When running this agent we will automatically find traces being sent to our traces dashboard.

python
from agents import Runner

query = "Write a one-sentence poem"

prompt_result = await Runner.run(
starting_agent=prompt_agent, # agent to start the conversation with
input=query # input to pass to the agent
)

We should now see a trace in the dashboard with the default workflow name (Agents SDK uses Agent workflow for agent runs) and the name of our agent, ie "Tracing Prompt Agent":

Default trace in Platform

In the trace preview we can see key information such as whether any handoffs occured or tools were used, and how long the workflow took to complete.

We can also click on the trace to see a breakdown of each step in our trace, ie the individual spans, and we click on one of those spans to see the span details. Including LLM information, input / outputs, and the number of tokens that we have used.

Default trace span detail in Platform

Building Custom Traces

To customize our tracing, we can use the trace function from the Agents SDK library. With this, we can add and/or modify any defined parameters to anything ran within the context of our trace.

python
with trace(...):
# any agents-sdk code run here will inherit the parameters
# of our `trace`
...

There are various parameters we can set, the primary parameters are:

  • workflow_name: Name given to the workflow, this will be displayed as the primary name of the trace.
  • group_id: ID given to a group of traces. Throughout this notebook we set this to Agents SDK Course: Tracing so we can easily identify traces that have been generated from this notebook.
  • trace_id: ID of the individual trace (recommended to use util.gen_trace_id() if using)
  • metadata: Dictionary of data given with the workflow data
  • disabled: If true it will not return a trace

We will try setting just the workflow_name and group_id.

python
from agents import Runner, trace # object class

group_id = "Agents SDK Course: Tracing"

with trace(workflow_name="Prompt Agent Workflow", group_id=group_id):
prompt_result = await Runner.run(
starting_agent=prompt_agent, # agent to start interaction with
input=query, # input to pass to the workflow
)

From this, we should find a new Prompt Agent Workflow trace in our dashboard.

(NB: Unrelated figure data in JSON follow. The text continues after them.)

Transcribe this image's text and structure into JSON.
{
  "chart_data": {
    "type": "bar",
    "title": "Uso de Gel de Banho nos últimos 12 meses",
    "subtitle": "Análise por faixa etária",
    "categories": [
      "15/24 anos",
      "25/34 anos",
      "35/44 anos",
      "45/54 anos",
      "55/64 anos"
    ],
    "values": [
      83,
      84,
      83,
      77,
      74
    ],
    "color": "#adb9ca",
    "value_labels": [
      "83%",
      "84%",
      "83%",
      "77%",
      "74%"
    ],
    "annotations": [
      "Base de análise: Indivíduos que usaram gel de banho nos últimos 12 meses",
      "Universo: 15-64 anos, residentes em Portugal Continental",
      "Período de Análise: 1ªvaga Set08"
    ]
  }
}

We can also search for it by entering Agents SDK Course: Tracing in the Group search bar.

Filtering by the group field to find our new prompt agent workflow trace

Tracing Agent Tools

Again, we need to create an agent.

In this Agent object we have an additional parameter, this is:

  • tools: The tools provided to the agent for usage.

In order to use this we need to aquire a tool to use, we can import WebSearchTool from the agents library, this tool will allow the agent object to search the web for results.

python
from agents import Agent, WebSearchTool

tool_agent = Agent(
name="Tracing Tool Agent",
instructions=(
"You are a web search agent that searches the web for information on the "
"user's queries."
),
tools=[
WebSearchTool()
],
model='gpt-4.1-mini'
)

Let's try calling the tool agent and seeing what is traced.

python
query = "What are the current world headlines?"

tool_result = await Runner.run(
starting_agent=tool_agent,
input=query
)

Inside our trace we'll see it automatically picked up the agent name of Tracing Tool Agent as the workflow name. Then if we click through to the span details, we'll find a similar structure but this time we also see that the web search tool was called:

Default span details including tool use information

We can also set our trace metadata, which appears in the span details (by clicking the little cog icon at the top-right of the span page). Let's try adding metadata that our workflow includes a tool called WebSearchTool.

python
with trace(workflow_name="Web Search Agent", group_id=group_id, metadata={"Tools": "WebSearchTool"}):
tool_result = await Runner.run(
starting_agent=tool_agent,
input=query
)

We can find that metadata here:

Metadata field in traces dashboard

That's it for this guide to OpenAI's traces via Agents SDK.